Donna da record, Elsa Fornero. Il ministro della disoccupazione è riuscito, in meno di un anno, a portare il tasso di disoccupazione a livelli incredibili, con un aumento di quasi 800mila unità. E per una riforma che avrebbe dovuto essere rivolta ai giovani, ha stabilito un altro grande primato: quello della disoccupazione giovanile. Ma lei, la supertecnica, è andata alla festa di Atreju per spiegare che nei prossimi mesi si vedranno gli effetti positivi di questa sua grande pensata. Purtroppo qualcuno, alla festa, è riuscito persino a farsi convincere.
Ma fuori da lì, gli italiani appaiono molto scettici sui benefici. Il tasso di fiducia delle famiglie è ai minimi storici. Ed i consumi crollano, perché nessuno – grazie a Fornero – ha più la certezza del posto di lavoro. Davvero un gran risultato. Il povero Stefano Fassina, subissato dalle proteste, ha provato a difendere la riforma davanti alla platea della Fiom piemontese. Ma i lavoratori non si sono convinti. Perché la crisi c’era anche prima della riforma, ma i consumi calavano di meno, a scapito dei risparmi. Dopo l’approvazione, invece, i consumi delle famiglie sono crollati, ma non sono diminuiti i risparmi. E questo nonostante il crollo del potere d’acquisto.
Dunque le famiglie italiane cercano in ogni modo di risparmiare perché, grazie alla riforma, sanno di poter perdere lavoro e retribuzione da un giorno all’altro. Con ammortizzatori sociali ridicoli e non in grado di assicurare la sopravvivenza di una famiglia.

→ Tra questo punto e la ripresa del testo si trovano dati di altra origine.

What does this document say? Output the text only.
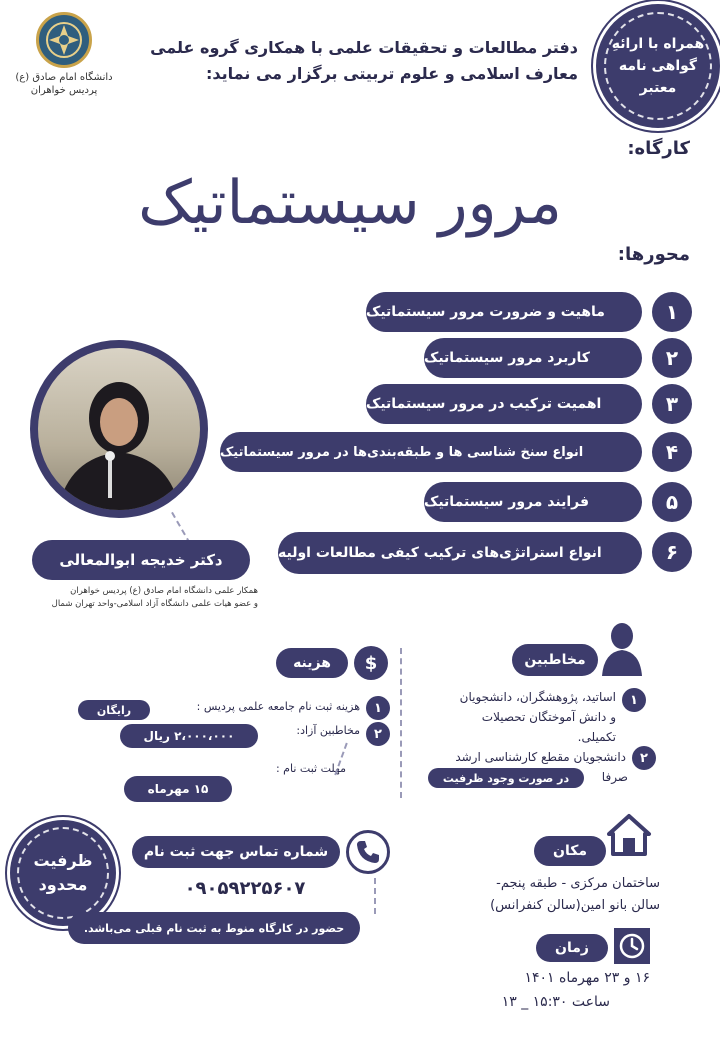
دانشگاه امام صادق (ع)
پردیس خواهران
دفتر مطالعات و تحقیقات علمی با همکاری گروه علمی
معارف اسلامی و علوم تربیتی برگزار می نماید:
همراه با ارائهِ
گواهی نامه
معتبر
کارگاه:
مرور سیستماتیک
محورها:
ماهیت و ضرورت مرور سیستماتیک	۱
کاربرد مرور سیستماتیک	۲
اهمیت ترکیب در مرور سیستماتیک	۳
انواع سنخ شناسی ها و طبقه‌بندی‌ها در مرور سیستماتیک	۴
فرایند مرور سیستماتیک	۵
انواع استراتژی‌های ترکیب کیفی مطالعات اولیه	۶
دکتر خدیجه ابوالمعالی
همکار علمی دانشگاه امام صادق (ع) پردیس خواهران
و عضو هیات علمی دانشگاه آزاد اسلامی-واحد تهران شمال
مخاطبین
۱
اساتید، پژوهشگران، دانشجویان
و دانش آموختگان تحصیلات
تکمیلی.
۲
دانشجویان مقطع کارشناسی ارشد
صرفا
در صورت وجود ظرفیت
$
هزینه
۱
هزینه ثبت نام جامعه علمی پردیس :
رایگان
۲
مخاطبین آزاد:
۲،۰۰۰،۰۰۰ ریال
مهلت ثبت نام :
۱۵ مهرماه
ظرفیت
محدود
شماره تماس جهت ثبت نام
۰۹۰۵۹۲۲۵۶۰۷
حضور در کارگاه منوط به ثبت نام قبلی می‌باشد.
مکان
ساختمان مرکزی - طبقه پنجم-
سالن بانو امین(سالن کنفرانس)
زمان
۱۶ و ۲۳ مهرماه ۱۴۰۱
ساعت ۱۵:۳۰ _ ۱۳
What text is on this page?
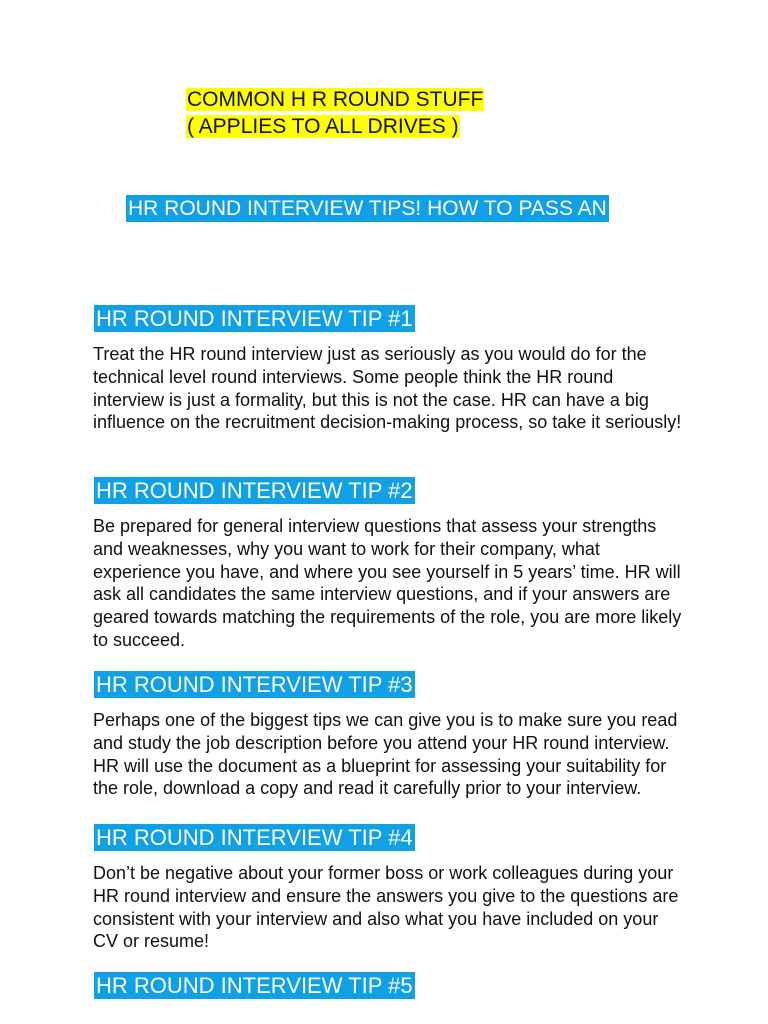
COMMON H R ROUND STUFF
( APPLIES TO ALL DRIVES )
HR ROUND INTERVIEW TIPS! HOW TO PASS AN
HR ROUND INTERVIEW TIP #1

Treat the HR round interview just as seriously as you would do for the technical level round interviews. Some people think the HR round interview is just a formality, but this is not the case. HR can have a big influence on the recruitment decision-making process, so take it seriously!

HR ROUND INTERVIEW TIP #2

Be prepared for general interview questions that assess your strengths and weaknesses, why you want to work for their company, what experience you have, and where you see yourself in 5 years’ time. HR will ask all candidates the same interview questions, and if your answers are geared towards matching the requirements of the role, you are more likely to succeed.

HR ROUND INTERVIEW TIP #3

Perhaps one of the biggest tips we can give you is to make sure you read and study the job description before you attend your HR round interview. HR will use the document as a blueprint for assessing your suitability for the role, download a copy and read it carefully prior to your interview.

HR ROUND INTERVIEW TIP #4

Don’t be negative about your former boss or work colleagues during your HR round interview and ensure the answers you give to the questions are consistent with your interview and also what you have included on your CV or resume!

HR ROUND INTERVIEW TIP #5
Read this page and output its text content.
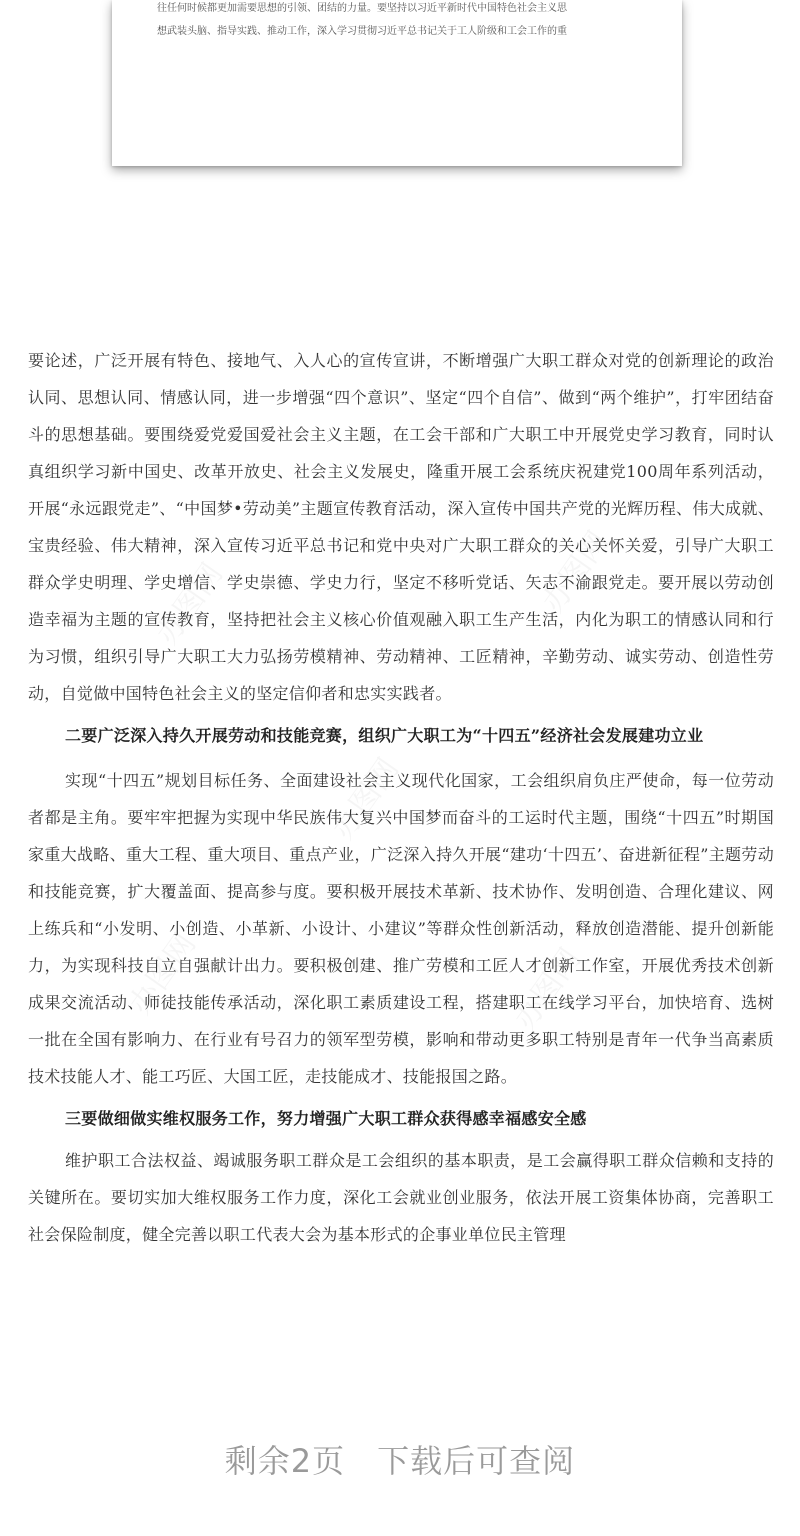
往任何时候都更加需要思想的引领、团结的力量。要坚持以习近平新时代中国特色社会主义思

想武装头脑、指导实践、推动工作，深入学习贯彻习近平总书记关于工人阶级和工会工作的重

办图网	办图网
办图网
办图网	办图网

要论述，广泛开展有特色、接地气、入人心的宣传宣讲，不断增强广大职工群众对党的创新理论的政治认同、思想认同、情感认同，进一步增强“四个意识”、坚定“四个自信”、做到“两个维护”，打牢团结奋斗的思想基础。要围绕爱党爱国爱社会主义主题，在工会干部和广大职工中开展党史学习教育，同时认真组织学习新中国史、改革开放史、社会主义发展史，隆重开展工会系统庆祝建党100周年系列活动，开展“永远跟党走”、“中国梦•劳动美”主题宣传教育活动，深入宣传中国共产党的光辉历程、伟大成就、宝贵经验、伟大精神，深入宣传习近平总书记和党中央对广大职工群众的关心关怀关爱，引导广大职工群众学史明理、学史增信、学史崇德、学史力行，坚定不移听党话、矢志不渝跟党走。要开展以劳动创造幸福为主题的宣传教育，坚持把社会主义核心价值观融入职工生产生活，内化为职工的情感认同和行为习惯，组织引导广大职工大力弘扬劳模精神、劳动精神、工匠精神，辛勤劳动、诚实劳动、创造性劳动，自觉做中国特色社会主义的坚定信仰者和忠实实践者。

二要广泛深入持久开展劳动和技能竞赛，组织广大职工为“十四五”经济社会发展建功立业

实现“十四五”规划目标任务、全面建设社会主义现代化国家，工会组织肩负庄严使命，每一位劳动者都是主角。要牢牢把握为实现中华民族伟大复兴中国梦而奋斗的工运时代主题，围绕“十四五”时期国家重大战略、重大工程、重大项目、重点产业，广泛深入持久开展“建功‘十四五’、奋进新征程”主题劳动和技能竞赛，扩大覆盖面、提高参与度。要积极开展技术革新、技术协作、发明创造、合理化建议、网上练兵和“小发明、小创造、小革新、小设计、小建议”等群众性创新活动，释放创造潜能、提升创新能力，为实现科技自立自强献计出力。要积极创建、推广劳模和工匠人才创新工作室，开展优秀技术创新成果交流活动、师徒技能传承活动，深化职工素质建设工程，搭建职工在线学习平台，加快培育、选树一批在全国有影响力、在行业有号召力的领军型劳模，影响和带动更多职工特别是青年一代争当高素质技术技能人才、能工巧匠、大国工匠，走技能成才、技能报国之路。

三要做细做实维权服务工作，努力增强广大职工群众获得感幸福感安全感

维护职工合法权益、竭诚服务职工群众是工会组织的基本职责，是工会赢得职工群众信赖和支持的关键所在。要切实加大维权服务工作力度，深化工会就业创业服务，依法开展工资集体协商，完善职工社会保险制度，健全完善以职工代表大会为基本形式的企事业单位民主管理

剩余2页 下载后可查阅
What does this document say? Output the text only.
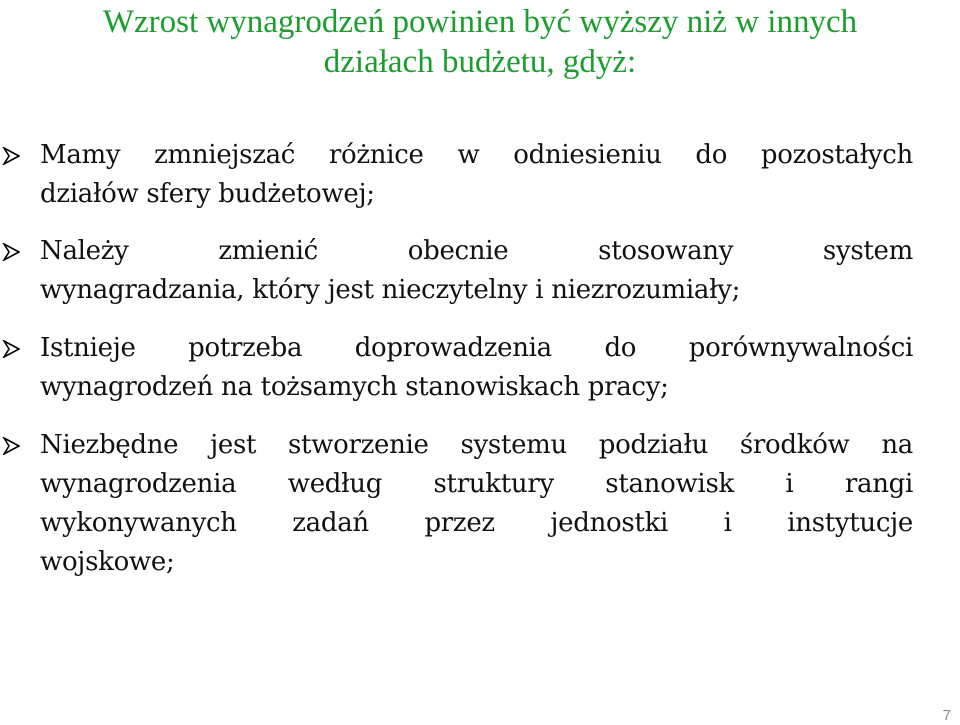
Wzrost wynagrodzeń powinien być wyższy niż w innych
działach budżetu, gdyż:
Mamy zmniejszać różnice w odniesieniu do pozostałych
działów sfery budżetowej;
Należy zmienić obecnie stosowany system
wynagradzania, który jest nieczytelny i niezrozumiały;
Istnieje potrzeba doprowadzenia do porównywalności
wynagrodzeń na tożsamych stanowiskach pracy;
Niezbędne jest stworzenie systemu podziału środków na
wynagrodzenia według struktury stanowisk i rangi
wykonywanych zadań przez jednostki i instytucje
wojskowe;
7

Ma se i consumi crollano, la produzione si riduce. E diventa una forma di onanismo intellettuale la ricerca delle soluzioni per aumentare la produttività. Si produce per chi? Per il mercato estero che non può assorbire tutto l’eccesso di produzione? E poi la soluzione degli incompetecnici è ancora più patetica: aumentiamo le ore di lavoro, tagliamo le ferie. Dimostrando di ignorare, da un lato, che le ore lavorate in Italia sono molto più numerose di quelle lavorate in Germania. Dove, però, si lavora meglio. E non comprendendo che il taglio delle ferie significa anche una contrazione del turismo che, guarda caso, rappresenta una delle voci più importanti del Pil italiano.